Bon, puisque je suis toujours en convalescence (retour au bureau demain, yeaaaah! Oh pis non, pas yeah en fait), je vais en profiter pour continuer à raconter mon dossier médical. Ca va être vite fait, avec ma santé de fer. Mais bon, je sens bien que certains me pressent pour que je raconte mon entorse la plus stupide du monde, et comme j'ai rien de mieux à faire, que les mois ont passé et que la honte ne m'étreint (presque) plus, je peux bien raconter l'histoire.
Alors, c'était un jour, chez moi, je recevais quelques amis triés sur le volet (hum!). Nous avions déplié le canapé en position lit et nous regardions tranquillement un film hautement intellectuel recommandé par Arte (Die Hard, si je me souviens bien). Enfin, mes invités regardaient surtout (surtout les filles (il est fort, ce John McLane)). Moi, je commençais doucement à somnoler (non, je ronflais pas). Et d'un coup, comme ça, je me suis dit que c'était pas sérieux. En tant qu'hôte, je devais être fort, montrer l'exemple et aller me coucher. Encore aujourd'hui, tant d'abnégation me chavire le coeur. Enfin bref, là commence une partie qu'on m'a raconté et dont je n'ai personnellement plus souvenir. Paraitrait que je suis tombé en arrière, sans vraiment de gravité. Moi, ce dont je me rappelle, c'est m'être effectivement levé, avoir fait un pas et pouf! plus rien en dessous des genoux, les jambes sans doute complètement ankylosées. Du coup, gros étalage par terre, avec la tête qui évite de façon habile et souple (et avec un peu de chance) la poutre et la béquille qui trainait par terre. Car oui, il faut le savoir, une de mes invités (Nelly) était légèrement handicapée, et dans ma bonté de la voir ralentie, je n'ai trouvé que ce moyen d'avancer à son rythme.

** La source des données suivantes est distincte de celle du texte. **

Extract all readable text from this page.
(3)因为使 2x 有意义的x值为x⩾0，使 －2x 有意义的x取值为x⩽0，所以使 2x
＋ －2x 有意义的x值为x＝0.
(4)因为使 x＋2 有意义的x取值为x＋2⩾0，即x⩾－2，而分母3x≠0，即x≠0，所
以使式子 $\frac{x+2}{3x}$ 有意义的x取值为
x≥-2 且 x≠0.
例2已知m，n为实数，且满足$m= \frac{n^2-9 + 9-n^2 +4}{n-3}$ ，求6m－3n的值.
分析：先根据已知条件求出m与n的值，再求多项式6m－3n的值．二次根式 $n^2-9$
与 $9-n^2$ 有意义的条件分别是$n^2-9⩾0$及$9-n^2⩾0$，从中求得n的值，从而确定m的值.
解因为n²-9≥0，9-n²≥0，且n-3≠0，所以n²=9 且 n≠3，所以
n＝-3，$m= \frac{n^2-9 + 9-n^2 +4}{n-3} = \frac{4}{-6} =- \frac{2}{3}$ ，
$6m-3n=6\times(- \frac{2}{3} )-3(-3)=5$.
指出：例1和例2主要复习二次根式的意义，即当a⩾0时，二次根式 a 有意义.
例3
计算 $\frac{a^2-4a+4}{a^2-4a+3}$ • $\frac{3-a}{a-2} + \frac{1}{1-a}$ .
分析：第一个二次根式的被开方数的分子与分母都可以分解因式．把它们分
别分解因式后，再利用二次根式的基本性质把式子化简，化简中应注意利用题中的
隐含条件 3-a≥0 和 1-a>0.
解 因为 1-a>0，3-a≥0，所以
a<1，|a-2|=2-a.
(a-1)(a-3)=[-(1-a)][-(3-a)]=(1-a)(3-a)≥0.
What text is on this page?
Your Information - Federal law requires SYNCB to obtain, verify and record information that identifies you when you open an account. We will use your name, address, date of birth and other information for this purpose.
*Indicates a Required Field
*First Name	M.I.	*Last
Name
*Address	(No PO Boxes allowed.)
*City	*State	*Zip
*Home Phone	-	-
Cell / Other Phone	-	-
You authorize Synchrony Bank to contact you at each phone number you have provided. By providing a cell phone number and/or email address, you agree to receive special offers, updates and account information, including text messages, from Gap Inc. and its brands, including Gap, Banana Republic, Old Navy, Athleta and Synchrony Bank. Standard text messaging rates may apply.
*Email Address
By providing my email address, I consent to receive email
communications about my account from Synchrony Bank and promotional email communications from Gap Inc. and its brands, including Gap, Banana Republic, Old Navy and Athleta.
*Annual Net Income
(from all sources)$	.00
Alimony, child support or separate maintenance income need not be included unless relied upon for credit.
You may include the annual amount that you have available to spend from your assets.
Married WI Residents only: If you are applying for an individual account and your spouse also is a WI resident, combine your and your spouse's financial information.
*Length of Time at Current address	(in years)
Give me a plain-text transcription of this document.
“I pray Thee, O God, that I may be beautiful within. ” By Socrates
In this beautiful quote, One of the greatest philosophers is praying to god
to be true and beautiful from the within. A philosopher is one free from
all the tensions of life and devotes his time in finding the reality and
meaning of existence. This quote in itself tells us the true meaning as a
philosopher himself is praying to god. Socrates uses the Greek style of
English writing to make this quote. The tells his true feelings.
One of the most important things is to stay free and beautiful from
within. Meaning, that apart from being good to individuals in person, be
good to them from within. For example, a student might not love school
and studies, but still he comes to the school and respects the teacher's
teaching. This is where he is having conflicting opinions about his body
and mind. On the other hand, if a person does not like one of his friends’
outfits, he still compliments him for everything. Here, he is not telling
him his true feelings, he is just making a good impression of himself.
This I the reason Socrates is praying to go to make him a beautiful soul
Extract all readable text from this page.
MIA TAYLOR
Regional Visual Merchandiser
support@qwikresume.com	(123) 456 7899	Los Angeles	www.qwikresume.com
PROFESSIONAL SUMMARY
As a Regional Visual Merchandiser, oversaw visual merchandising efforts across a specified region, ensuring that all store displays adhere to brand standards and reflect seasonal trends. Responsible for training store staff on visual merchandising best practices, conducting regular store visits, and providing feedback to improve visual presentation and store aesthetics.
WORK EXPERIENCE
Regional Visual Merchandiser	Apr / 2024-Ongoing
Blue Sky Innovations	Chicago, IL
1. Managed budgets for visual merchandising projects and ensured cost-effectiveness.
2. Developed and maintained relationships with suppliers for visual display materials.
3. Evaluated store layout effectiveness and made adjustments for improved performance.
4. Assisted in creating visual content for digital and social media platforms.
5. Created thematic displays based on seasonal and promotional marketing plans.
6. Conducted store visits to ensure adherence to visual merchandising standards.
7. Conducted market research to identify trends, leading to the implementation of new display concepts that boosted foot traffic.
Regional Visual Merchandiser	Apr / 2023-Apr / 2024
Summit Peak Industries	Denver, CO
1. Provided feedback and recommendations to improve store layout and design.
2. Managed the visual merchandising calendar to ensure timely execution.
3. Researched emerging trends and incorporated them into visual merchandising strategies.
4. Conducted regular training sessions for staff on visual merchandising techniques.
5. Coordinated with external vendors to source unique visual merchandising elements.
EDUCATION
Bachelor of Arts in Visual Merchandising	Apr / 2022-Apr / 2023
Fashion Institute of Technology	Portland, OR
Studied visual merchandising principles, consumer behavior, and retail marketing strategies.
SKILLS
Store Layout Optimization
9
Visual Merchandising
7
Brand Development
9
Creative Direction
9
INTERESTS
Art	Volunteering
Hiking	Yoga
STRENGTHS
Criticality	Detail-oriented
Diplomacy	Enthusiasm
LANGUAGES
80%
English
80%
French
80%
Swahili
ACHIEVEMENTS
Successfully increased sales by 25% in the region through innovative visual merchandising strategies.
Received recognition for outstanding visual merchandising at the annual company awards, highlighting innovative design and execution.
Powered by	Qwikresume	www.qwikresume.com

Ah, sur le coup, ça réveille. Fort heureusement, chute sans gravité ou presque. Faut dire que j'ai fait un beau plat, rien qui dépassait. Juste un pied un peu dans le mal qui boite un peu. Quelques jours plus tard, on décide courageusement d'affronter le grand dehors et du coup, je tente la chaussure sur mon pied légèrement enflé. Ca passe, et j'avance au même rythme que Nelly, c'est rigolo. Sauf que ca a du appuyer légèrement sur le bleu et qu'en rentrant, j'ai un pied violet. C'est assez fashion, mais ça dégoute légèrement mes invités. Bah, ça ne m'empêche pas de marcher et j'irai au boulot quand même. Mais comme ça ne change pas de couleur après 2 jours, je me décide finalement à aller à la clinique. Résultat: ben c'est une entorse, mon petit monsieur. Vous allez rester couché, mettre une attelle et vous faire tripoter par nos jolies kinés, youpi.
Donc voilà, moralité de l'histoire, évitez de marcher quand vous dormez, ça peut faire mal. Après, si vous êtes dans la mode, ça peut donner des trucs très seyants, mais pas forcément pratiques pour défiler.